2. Provide a forum for emerging Bioinformatics researchers and a platform for the development of commercial Bioinformatics capability. Mission 1. To provide a national level facility and expertise in Bioinformatics and Computational Biology. 2. To put individual in global race by enhancing skills in ERP and Programming Languages. 3. To provide integrated Bioinformatics solutions such as biological and chemical databases, data analysis, data mining, bio-medical text mining and customized tool development among others. 4. A strong base for pharmaceutical research and development and IT services are driving the offshoring of Bioinformatics services. 5. Started work in drug development, conduct research, clinical trials and contract manufacturing segments for the other industry.
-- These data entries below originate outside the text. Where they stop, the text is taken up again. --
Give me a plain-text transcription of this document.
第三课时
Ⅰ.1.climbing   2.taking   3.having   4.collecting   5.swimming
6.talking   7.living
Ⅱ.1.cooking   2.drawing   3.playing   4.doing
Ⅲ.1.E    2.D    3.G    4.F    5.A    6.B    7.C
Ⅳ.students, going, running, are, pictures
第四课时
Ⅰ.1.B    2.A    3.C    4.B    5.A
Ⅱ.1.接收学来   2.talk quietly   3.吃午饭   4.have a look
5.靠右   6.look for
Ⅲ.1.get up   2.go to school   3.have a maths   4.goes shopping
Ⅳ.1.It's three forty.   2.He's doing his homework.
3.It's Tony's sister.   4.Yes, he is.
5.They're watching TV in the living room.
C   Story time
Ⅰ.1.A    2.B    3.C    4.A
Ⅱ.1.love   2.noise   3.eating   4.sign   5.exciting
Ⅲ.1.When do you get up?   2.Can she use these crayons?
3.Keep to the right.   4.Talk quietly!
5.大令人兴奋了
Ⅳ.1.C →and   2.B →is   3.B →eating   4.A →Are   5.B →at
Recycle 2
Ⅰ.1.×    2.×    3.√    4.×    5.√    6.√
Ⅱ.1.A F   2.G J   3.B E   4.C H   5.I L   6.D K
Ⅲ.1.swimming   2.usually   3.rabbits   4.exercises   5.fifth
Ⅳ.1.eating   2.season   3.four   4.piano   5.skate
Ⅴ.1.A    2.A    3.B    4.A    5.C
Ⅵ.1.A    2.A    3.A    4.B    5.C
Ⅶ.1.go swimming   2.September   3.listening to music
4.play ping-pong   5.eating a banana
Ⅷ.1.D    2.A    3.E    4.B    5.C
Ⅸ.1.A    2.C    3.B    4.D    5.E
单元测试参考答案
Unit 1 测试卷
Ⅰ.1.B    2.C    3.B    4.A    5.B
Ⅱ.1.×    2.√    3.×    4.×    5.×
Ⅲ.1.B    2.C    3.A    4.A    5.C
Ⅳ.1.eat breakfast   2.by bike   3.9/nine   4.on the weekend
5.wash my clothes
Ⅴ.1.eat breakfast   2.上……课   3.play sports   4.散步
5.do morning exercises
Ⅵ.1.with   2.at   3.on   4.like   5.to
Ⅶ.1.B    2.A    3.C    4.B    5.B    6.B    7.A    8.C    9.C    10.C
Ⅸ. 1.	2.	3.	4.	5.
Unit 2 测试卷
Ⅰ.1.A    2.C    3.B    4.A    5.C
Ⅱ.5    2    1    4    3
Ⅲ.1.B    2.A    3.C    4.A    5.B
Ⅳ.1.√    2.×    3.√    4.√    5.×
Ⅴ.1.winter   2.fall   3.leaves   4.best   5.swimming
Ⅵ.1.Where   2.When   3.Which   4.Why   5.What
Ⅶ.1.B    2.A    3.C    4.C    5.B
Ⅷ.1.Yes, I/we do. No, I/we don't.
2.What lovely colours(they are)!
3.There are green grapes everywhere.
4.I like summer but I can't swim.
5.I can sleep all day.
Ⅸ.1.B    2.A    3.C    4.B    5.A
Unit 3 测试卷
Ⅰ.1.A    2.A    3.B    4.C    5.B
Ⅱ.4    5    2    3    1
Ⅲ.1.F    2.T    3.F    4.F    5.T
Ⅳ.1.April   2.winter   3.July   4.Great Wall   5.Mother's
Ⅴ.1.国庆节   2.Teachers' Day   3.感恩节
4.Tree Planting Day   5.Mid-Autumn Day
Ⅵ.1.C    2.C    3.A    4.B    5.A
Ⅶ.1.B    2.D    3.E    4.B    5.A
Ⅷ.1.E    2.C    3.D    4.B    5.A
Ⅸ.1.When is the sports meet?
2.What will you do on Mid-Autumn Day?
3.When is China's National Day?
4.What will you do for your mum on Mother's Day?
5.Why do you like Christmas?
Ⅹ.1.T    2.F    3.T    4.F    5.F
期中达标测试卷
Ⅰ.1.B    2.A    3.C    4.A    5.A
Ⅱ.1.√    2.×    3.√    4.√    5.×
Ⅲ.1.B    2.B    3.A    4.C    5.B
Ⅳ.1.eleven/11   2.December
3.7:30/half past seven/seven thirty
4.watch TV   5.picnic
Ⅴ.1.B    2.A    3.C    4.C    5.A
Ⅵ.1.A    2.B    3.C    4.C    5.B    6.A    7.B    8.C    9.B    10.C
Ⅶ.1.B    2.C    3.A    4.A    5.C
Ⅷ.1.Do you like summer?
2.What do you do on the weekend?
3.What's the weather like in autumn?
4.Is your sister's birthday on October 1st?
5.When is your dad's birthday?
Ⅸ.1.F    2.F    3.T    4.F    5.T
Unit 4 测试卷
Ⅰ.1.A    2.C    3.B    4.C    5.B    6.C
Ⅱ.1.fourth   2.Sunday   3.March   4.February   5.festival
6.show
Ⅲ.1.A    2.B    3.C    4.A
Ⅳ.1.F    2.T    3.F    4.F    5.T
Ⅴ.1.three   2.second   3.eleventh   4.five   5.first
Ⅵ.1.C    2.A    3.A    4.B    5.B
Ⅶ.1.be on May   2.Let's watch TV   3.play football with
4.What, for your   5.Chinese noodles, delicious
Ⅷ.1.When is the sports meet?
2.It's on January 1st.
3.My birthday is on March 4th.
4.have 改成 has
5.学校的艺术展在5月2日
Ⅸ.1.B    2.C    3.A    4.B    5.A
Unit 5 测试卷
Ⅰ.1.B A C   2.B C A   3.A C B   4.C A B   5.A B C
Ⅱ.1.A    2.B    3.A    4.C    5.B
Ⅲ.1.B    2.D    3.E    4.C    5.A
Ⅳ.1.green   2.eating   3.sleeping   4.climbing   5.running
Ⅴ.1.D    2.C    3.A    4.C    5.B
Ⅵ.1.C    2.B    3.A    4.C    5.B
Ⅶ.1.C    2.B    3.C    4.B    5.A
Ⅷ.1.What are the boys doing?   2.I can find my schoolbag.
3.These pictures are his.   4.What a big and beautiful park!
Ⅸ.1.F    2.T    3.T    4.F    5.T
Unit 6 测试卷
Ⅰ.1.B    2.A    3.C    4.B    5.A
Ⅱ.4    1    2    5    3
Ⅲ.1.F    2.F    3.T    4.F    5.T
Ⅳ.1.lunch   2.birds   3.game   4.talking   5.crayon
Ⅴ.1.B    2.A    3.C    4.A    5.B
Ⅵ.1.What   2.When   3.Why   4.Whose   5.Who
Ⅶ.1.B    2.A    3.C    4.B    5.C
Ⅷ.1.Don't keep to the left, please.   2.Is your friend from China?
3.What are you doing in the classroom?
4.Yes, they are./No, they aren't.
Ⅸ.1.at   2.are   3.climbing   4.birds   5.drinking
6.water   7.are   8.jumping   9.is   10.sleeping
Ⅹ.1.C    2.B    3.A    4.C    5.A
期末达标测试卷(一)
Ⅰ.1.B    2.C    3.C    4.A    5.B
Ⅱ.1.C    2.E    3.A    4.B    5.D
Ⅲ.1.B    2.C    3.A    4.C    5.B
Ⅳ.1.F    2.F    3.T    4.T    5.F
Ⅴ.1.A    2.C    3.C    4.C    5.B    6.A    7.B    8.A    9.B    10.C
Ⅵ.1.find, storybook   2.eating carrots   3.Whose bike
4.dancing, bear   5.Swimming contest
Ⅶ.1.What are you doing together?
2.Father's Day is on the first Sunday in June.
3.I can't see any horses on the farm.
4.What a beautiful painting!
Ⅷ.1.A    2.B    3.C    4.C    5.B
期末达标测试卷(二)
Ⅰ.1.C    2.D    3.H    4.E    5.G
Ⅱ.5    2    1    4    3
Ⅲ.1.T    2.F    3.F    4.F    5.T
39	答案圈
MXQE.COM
Our Current Work: 1. We are owing world largest Infectious Disease Databases 2. We are working on Neuroinformatics Project
Future scenario The study feels that the focus of Bioinformatics in the drug discovery process has shifted from target identification to target validation. The market for laboratory information management system products in India is estimated at $23 million in 2008. This is expected to grow to above 30 per cent over 2008-11. It is also expected that companies with presence across various geographies require bioinformatics services on a global scale and often seek a single vendor who can offer a comprehensive range of services on a long-term basis, across the world. The industry is expected to scale up its business through organic and inorganic growth. As far as funding for expansion is concerned, rising demand for bioinformatics has improved venture capitalist interest and presence in this sector. The bioinformatics outsourcing opportunity will rise from $32 million in 2007 to $62 million in 2010. These opportunities range from laboratory information management systems’ enterprise solutions, improved database utility and data management tools to exportable software that can be shared. However, to capture this opportunity, vendors need to establish creditability through success of past projects, and by demonstrating a strong technical capability, establishing strong overseas relationships and training end-users.